The issue has poisoned relations between the IAEA and the Islamic republic, which considers the matter “political in nature, and which should not be used as a pretext to punish Iran”, an Iranian diplomat said, quoted by IRNA.
The comments come a day after the United States responded to Iran’s proposals on reviving the landmark agreement trashed by former president Donald Trump.
“We are in the process of examining the response of the Americans,” Amir-Abdollahian said.
Just weeks after the deal looked dead, the European Union put forward on August 8 what it called a final text to restore the agreement, in which Iran would see sanctions relief and be able to sell its oil again in return for severe limits on its nuclear programme.
Iran came back last week with a series of proposed changes, to which the United States formally responded on Wednesday, a day after Tehran accused its arch-enemy of stonewalling.
The 2015 agreement between Iran and six world powers — Britain, China, France, Germany, Russia and the United States — gave the Islamic republic sanctions relief in exchange for curbs on its nuclear programme.
The deal formally known as the Joint Comprehensive Plan of Action, or JCPOA, was designed to prevent Iran from developing a nuclear weapon — something it has always denied wanting to do.
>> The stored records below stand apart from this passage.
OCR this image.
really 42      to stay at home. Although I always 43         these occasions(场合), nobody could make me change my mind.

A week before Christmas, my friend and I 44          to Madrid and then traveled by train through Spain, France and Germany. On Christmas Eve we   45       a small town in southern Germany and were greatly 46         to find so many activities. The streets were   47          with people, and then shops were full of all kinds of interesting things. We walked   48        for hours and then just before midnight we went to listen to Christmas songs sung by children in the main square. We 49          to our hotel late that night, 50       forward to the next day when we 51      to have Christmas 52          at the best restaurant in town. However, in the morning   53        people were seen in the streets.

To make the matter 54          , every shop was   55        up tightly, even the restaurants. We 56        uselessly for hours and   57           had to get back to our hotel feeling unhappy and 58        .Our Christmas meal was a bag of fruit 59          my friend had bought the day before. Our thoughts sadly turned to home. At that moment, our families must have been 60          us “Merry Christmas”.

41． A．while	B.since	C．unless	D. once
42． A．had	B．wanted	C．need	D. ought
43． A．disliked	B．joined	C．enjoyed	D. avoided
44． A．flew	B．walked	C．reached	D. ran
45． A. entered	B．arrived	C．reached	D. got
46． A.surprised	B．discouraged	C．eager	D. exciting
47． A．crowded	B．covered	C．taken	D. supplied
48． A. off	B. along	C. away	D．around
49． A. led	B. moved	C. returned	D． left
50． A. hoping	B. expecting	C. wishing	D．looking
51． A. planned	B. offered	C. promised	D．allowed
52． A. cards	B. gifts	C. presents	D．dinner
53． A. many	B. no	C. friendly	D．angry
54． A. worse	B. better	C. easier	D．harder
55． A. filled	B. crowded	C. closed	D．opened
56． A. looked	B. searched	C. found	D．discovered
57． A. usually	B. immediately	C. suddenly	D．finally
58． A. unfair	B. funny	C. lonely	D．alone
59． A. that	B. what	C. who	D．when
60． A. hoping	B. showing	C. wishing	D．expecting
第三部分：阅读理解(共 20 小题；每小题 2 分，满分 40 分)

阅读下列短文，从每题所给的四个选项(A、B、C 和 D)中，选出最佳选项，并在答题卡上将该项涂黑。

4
Earlier this week, a senior US official said that Iran had lifted its block on certain IAEA inspections.
Asked about the foreign minister’s remarks, State Department spokesman Vedant Patel said Thursday that the United States has insisted to Iran “in public and in private” that it answer the IAEA.
“We’ve also been clear that we do not believe there should be any conditionality between reimplementation of the JCPOA and the investigations related to Iran’s legal obligations,” Patel told reporters.